Cet ouvrage de consultation qui pourrait rester sur un coin de bureau, afin d’y venir et d’y revenir, montre que la discipline historique est complexe. Bien sûr, cette dernière ne peut se résumer à la science de la chronologie, à une succession de dates. Ici, l’auteur interroge le métier d’historien et ses évolutions. Il examine les enjeux de l’histoire et la construction du récit sur le passé .

Puisque l’histoire est « une pratique de l’esprit humain qui donne lieu à une multitude de définitions plaisantes » mais dont l’étymologie signifie enquête, quels mots Johann Chapoutot va-t-il  choisir de commenter ?

Si certaines notions sont attendues comme Empire, État, Justice ou même Géographie, on s’emploiera à souligner les occurrences originales ou surprenantes.

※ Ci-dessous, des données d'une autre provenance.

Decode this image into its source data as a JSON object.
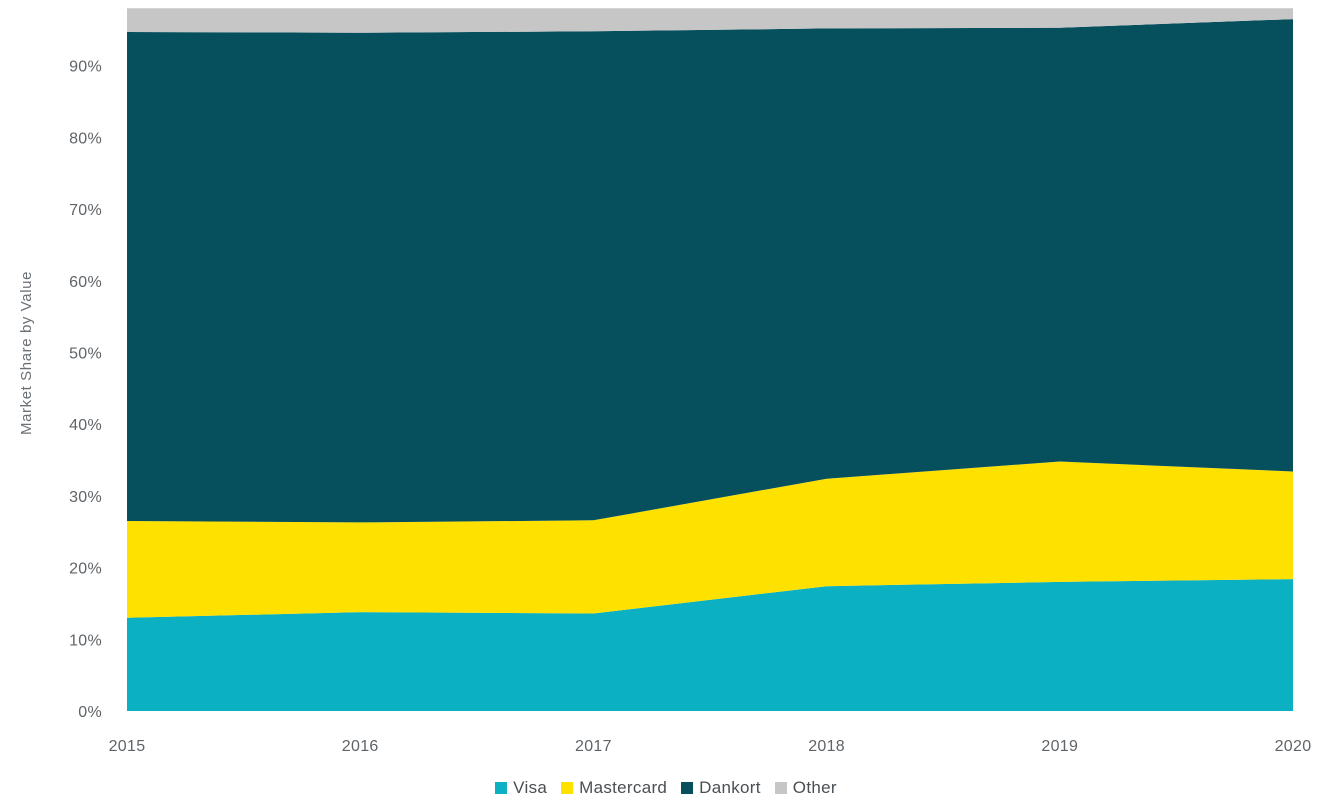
{
  "chart_data": {
    "type": "area",
    "stacked": true,
    "x": [
      "2015",
      "2016",
      "2017",
      "2018",
      "2019",
      "2020"
    ],
    "ylabel": "Market Share by Value",
    "xlabel": "",
    "ylim": [
      0,
      100
    ],
    "ymax_shown": 98,
    "yticks": [
      "0%",
      "10%",
      "20%",
      "30%",
      "40%",
      "50%",
      "60%",
      "70%",
      "80%",
      "90%"
    ],
    "ytick_values": [
      0,
      10,
      20,
      30,
      40,
      50,
      60,
      70,
      80,
      90
    ],
    "series": [
      {
        "name": "Visa",
        "color": "#0bb0c2",
        "values": [
          13.0,
          13.8,
          13.6,
          17.4,
          18.0,
          18.4
        ]
      },
      {
        "name": "Mastercard",
        "color": "#ffe100",
        "values": [
          13.5,
          12.5,
          13.0,
          15.0,
          16.8,
          15.0
        ]
      },
      {
        "name": "Dankort",
        "color": "#064f5c",
        "values": [
          68.2,
          68.3,
          68.2,
          62.8,
          60.5,
          63.1
        ]
      },
      {
        "name": "Other",
        "color": "#c6c6c6",
        "values": [
          3.3,
          3.4,
          3.2,
          2.8,
          2.7,
          1.5
        ]
      }
    ],
    "grid": false,
    "legend_position": "bottom-center"
  }
}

A chaque mot suffit sa peine ! L’historien s’attache à l’expliquer et surtout à le contextualiser pour affiner son sens au cours du temps. Il convoque les historiens célèbres ou plus confidentiels pour donner une épaisseur au propos. Les philosophes ne sont pas oubliés. Nietzsche apparaît pour le mot Mouton qui serait une allégorie du bonheur car il est anhistorique. Le « béat ovin » n’a pas de mémoire et serait l’antithèse de l’homme qui sait qu’il est mortel. L’histoire s’inscrit dans la finitude de l’humanité afin d’apporter du sens à une existence condamnée, vers un au-delà pour certains.

Chant évoque les anciens, Homère ou Ovide, qui ne sont pas des historiens mais des conteurs. Thucydide et Hérodote, pères de l’histoire, ouvrent la voie des récits mémoriaux, étudiés brillamment par Nicole Loraux. Les chants louent les guerriers morts pour la patrie mais les anciens cherchent la vérité, selon l’historia, l’enquête qui apporte « ce trésor pour toujours » que l’historien antique entend livrer à son lecteur.

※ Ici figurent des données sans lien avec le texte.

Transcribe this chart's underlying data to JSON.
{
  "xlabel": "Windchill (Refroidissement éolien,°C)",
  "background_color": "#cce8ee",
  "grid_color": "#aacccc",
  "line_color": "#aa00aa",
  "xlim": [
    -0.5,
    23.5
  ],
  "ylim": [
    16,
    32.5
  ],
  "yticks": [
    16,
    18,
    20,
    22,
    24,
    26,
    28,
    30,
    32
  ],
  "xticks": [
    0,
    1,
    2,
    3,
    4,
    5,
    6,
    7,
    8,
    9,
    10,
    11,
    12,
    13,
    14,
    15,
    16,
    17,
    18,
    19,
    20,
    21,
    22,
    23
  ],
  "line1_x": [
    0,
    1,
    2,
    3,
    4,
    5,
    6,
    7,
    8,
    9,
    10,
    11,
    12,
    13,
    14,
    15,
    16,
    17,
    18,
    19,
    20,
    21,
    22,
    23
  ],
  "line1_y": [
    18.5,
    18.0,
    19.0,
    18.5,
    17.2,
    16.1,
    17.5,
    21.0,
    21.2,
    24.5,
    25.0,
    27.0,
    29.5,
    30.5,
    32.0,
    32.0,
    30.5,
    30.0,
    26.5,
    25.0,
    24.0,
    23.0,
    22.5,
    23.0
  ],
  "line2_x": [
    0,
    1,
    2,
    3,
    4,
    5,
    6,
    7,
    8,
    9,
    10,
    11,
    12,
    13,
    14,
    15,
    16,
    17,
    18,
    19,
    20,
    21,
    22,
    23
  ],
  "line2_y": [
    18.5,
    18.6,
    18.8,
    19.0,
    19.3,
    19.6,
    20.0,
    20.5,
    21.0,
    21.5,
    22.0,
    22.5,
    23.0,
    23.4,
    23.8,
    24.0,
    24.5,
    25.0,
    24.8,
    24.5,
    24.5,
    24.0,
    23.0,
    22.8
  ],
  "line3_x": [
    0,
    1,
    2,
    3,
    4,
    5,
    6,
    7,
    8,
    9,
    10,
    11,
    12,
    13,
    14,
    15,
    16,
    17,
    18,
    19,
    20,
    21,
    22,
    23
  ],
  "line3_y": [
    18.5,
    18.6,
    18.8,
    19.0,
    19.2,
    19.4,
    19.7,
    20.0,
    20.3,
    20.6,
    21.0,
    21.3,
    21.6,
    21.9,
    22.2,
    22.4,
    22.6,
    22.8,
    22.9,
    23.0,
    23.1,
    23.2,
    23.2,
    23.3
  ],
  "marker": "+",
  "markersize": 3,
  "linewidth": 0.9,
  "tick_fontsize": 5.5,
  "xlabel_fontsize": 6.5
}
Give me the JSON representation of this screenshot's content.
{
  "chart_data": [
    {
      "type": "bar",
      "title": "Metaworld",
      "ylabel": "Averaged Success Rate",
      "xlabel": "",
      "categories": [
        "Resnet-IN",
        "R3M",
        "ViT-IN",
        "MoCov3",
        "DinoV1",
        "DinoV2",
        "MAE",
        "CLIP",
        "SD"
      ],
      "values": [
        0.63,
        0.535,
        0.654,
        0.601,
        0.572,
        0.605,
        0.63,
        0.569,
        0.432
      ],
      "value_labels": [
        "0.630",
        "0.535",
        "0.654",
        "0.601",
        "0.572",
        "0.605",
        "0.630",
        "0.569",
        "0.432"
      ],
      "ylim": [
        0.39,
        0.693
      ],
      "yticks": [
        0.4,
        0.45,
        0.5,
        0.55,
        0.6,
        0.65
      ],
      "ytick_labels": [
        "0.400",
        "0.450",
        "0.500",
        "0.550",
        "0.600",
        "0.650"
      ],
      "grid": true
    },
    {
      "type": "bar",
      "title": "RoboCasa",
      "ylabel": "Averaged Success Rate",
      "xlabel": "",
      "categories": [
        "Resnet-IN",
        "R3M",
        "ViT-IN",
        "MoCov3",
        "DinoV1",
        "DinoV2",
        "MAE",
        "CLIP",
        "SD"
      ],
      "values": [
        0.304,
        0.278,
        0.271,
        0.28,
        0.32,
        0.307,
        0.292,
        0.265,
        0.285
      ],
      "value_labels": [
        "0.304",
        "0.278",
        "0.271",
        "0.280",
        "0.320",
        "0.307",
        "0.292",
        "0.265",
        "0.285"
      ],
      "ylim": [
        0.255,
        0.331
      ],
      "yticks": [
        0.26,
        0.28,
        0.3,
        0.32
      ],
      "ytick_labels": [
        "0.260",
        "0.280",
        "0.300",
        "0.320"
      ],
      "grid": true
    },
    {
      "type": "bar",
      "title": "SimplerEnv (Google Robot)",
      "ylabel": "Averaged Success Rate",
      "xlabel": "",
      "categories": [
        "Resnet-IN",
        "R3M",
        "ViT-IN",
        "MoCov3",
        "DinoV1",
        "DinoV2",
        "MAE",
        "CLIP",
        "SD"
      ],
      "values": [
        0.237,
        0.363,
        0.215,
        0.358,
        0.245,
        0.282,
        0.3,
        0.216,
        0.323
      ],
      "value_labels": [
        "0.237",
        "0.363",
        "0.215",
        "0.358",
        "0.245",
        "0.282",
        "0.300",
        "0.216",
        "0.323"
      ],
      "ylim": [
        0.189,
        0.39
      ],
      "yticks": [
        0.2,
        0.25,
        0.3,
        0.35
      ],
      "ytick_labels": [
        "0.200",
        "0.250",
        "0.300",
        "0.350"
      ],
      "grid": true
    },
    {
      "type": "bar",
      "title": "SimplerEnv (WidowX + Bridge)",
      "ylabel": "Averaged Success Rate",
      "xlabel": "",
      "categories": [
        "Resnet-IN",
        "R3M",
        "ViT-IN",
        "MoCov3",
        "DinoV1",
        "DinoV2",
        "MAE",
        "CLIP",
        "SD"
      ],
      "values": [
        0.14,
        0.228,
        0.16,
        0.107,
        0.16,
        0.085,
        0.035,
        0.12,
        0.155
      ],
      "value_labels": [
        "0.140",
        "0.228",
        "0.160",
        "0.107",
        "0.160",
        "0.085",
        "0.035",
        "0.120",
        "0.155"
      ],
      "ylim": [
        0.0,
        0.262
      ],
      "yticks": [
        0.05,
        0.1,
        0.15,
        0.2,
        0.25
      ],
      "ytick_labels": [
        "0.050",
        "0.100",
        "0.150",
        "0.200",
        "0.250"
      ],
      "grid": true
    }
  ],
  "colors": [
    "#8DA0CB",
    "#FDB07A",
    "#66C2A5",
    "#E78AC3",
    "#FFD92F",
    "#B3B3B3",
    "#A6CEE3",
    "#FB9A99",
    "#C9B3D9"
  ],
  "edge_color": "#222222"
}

Chrononyme est une période nommée par les historiens mais qui ne correspond pas au terme que les contemporains utilisaient. Nommer l’histoire n’est pas neutre. « La belle époque » a été qualifiée ainsi par ceux qui ont vécu la Grande Guerre. De même parle-t-on des « Années noires », des » Trente glorieuses ».

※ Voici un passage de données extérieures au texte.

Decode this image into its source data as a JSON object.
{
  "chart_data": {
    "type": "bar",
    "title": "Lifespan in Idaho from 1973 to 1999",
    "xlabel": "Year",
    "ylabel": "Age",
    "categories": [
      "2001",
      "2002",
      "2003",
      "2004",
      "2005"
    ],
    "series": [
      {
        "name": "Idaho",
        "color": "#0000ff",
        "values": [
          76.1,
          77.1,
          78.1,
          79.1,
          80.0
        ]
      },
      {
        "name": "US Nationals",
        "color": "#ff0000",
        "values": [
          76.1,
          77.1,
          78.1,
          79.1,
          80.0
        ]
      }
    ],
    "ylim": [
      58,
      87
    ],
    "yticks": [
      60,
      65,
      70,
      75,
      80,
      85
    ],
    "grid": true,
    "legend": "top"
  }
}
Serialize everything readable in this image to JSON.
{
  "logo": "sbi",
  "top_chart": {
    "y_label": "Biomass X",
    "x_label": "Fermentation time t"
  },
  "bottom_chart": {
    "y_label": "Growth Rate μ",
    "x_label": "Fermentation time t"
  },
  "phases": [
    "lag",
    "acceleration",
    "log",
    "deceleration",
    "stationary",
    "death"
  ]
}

Contrefactuel est à l’histoire, ce que la prospective est à la géographie, mais en sens inverse. Que se serait-il passé si les Nazis avaient gagné la guerre ? Cela était-il possible ? Si l’histoire reste attachée aux faits, rien ne nous empêche de la refaire, ce que les élèves demandent parfois. Pour Johann Chapoutot, l’histoire contrefactuelle permet de « défataliser l’histoire ». Aucune fatalité n’existe dans le passé.

Fébronianisme apparaît pour le plaisir de l’érudition. Créé par l’histoire allemande, ce mot définit le gallicanisme pour le Saint-Empire germanique, une doctrine des libertés de l’Église par rapport au pape (de l’évêque Justinus Febronius).

Paratopisme : alors que l’anachronisme fait voyager un concept dans le temps, le paratopisme l’applique ailleurs (de topos le lieu). Il concerne surtout l’art et la littérature.

Rétrodiction est une théorie soutenue par Paul Veyne qui prône l’histoire comme un récit et non véritablement comme une science. « La manière d’expliquer, de raconter » influe sur la compréhension du passé. La rétrodiction induit la probabilité (les causes probables d’un événement), qui est au passé ce que la prédiction est à l’avenir. Ainsi, l’historien se fonde sur son expérience pour étudier les faits anciens.

Théodicée signifie littéralement la justice de Dieu. La quête d’espérance d’un esprit qui cherche le sens d’un devenir apparemment obscur ou chaotique voué au mal, peut se nommer aussi une théodicée. Ce type d’intelligence universelle ou encyclopédique est présentée par Leibniz au XVIIIe siècle dans un ouvrage éponyme.

La concision et la clarté du propos sont particulièrement appréciées dans ce QSJ à la fois simple et brillant. Rien d’étonnant de la part d’un historien que les clionautes ont souvent écouté et apprécié aux RDV de Blois.

Au moment où on parle tant d’un récit mémoriel et même mélioratif de la France, on peut prolonger cette lecture  avec un nouvel ouvrage du même auteur, Le Grand Récit – Introduction à l’histoire de notre temps (PUF, 2021) sur les conséquences très actuelles de la crise des grands récits collectifs.